Mais il y aurait également d’autres sources de financement : « Félix Tshisekedi et Vital Kamerhe puisent dans les réserves de change constituées par Kabila », soutient notre source à la primature. Ces réserves étaient estimées à 1 016 000 000 dollars en 2018, selon la Banque centrale du Congo. Mais pour d’autres, le « programme d’urgence » serait plutôt financé par des avances consenties au Trésor public par des firmes minières présentes en RDC. Il est aussi possible que le nouveau pouvait ait désaffecté l’argent prévu dans le budget de 2019 pour financer les dépenses liées à ce programme.
En tout cas, dans les trois hypothèses, la chaîne des dépenses reste exceptionnelle et ne semble pas tout à fait surveillée. Le budget de l’État étant l’un des principaux outils de contrôle parlementaire, ces 448 millions de dollars posent ainsi des questions de constitutionnalité. Depuis Kisangani où il séjournait, Félix Tshisekedi a promis la nomination d’un Premier ministre « dans les prochains jours ».
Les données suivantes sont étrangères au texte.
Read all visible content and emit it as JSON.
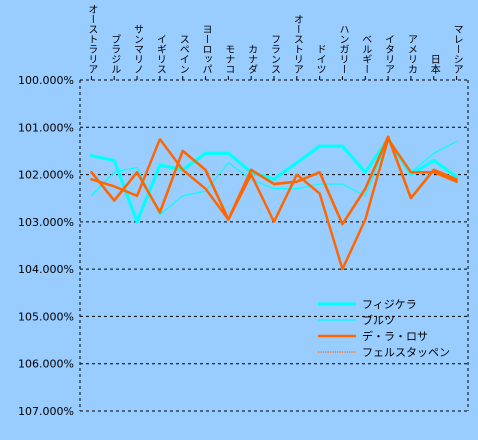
{
  "chart_data": {
    "type": "line",
    "title": "",
    "xlabel": "",
    "ylabel": "",
    "categories": [
      "オーストラリア",
      "ブラジル",
      "サンマリノ",
      "イギリス",
      "スペイン",
      "ヨーロッパ",
      "モナコ",
      "カナダ",
      "フランス",
      "オーストリア",
      "ドイツ",
      "ハンガリー",
      "ベルギー",
      "イタリア",
      "アメリカ",
      "日本",
      "マレーシア"
    ],
    "y_tick_labels": [
      "100.000%",
      "101.000%",
      "102.000%",
      "103.000%",
      "104.000%",
      "105.000%",
      "106.000%",
      "107.000%"
    ],
    "ylim": [
      100,
      107
    ],
    "y_inverted": true,
    "grid": "horizontal dashed",
    "legend_position": "bottom-right inside plot",
    "series": [
      {
        "name": "フィジケラ",
        "color": "#00ffff",
        "width": 3.2,
        "dashed": false,
        "values": [
          101.6,
          101.7,
          103.0,
          101.8,
          101.9,
          101.55,
          101.55,
          101.95,
          102.1,
          101.75,
          101.4,
          101.4,
          101.95,
          101.25,
          102.0,
          101.7,
          102.05
        ]
      },
      {
        "name": "ブルツ",
        "color": "#00ffff",
        "width": 1.2,
        "dashed": false,
        "values": [
          102.45,
          101.95,
          101.85,
          102.85,
          102.45,
          102.35,
          101.75,
          102.1,
          102.3,
          102.3,
          102.2,
          102.2,
          102.45,
          101.25,
          101.95,
          101.55,
          101.3
        ]
      },
      {
        "name": "デ・ラ・ロサ",
        "color": "#ff6600",
        "width": 2.6,
        "dashed": false,
        "values": [
          101.95,
          102.55,
          101.95,
          102.8,
          101.5,
          101.9,
          102.95,
          101.9,
          102.2,
          102.15,
          101.95,
          103.05,
          102.3,
          101.2,
          102.5,
          101.9,
          102.1
        ]
      },
      {
        "name": "フェルスタッペン",
        "color": "#ff6600",
        "width": 1.3,
        "dashed": true,
        "values": [
          102.1,
          102.25,
          102.45,
          101.25,
          101.9,
          102.3,
          102.95,
          102.0,
          103.0,
          102.0,
          102.4,
          104.0,
          102.95,
          101.25,
          101.95,
          101.95,
          102.15
        ]
      }
    ]
  }
}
La mise en place du nouveau gouvernement permettra de déterminer si le circuit de la dépense publique a été réellement « verrouillé » ou si c’était un déplacement du centre des décisions, en matières des finances publiques, en attendant une nouvelle équipe gouvernementale. Beaucoup espèrent aussi que cette désignation annoncée d’un chef de gouvernement apportera un peu plus de clarté dans la gestion en cours de la chose publique en RDC. Fruit, selon un proche de Kabila, d’une « alliance contre nature mais nécessaire pour la survie du pays ». Ou du système ?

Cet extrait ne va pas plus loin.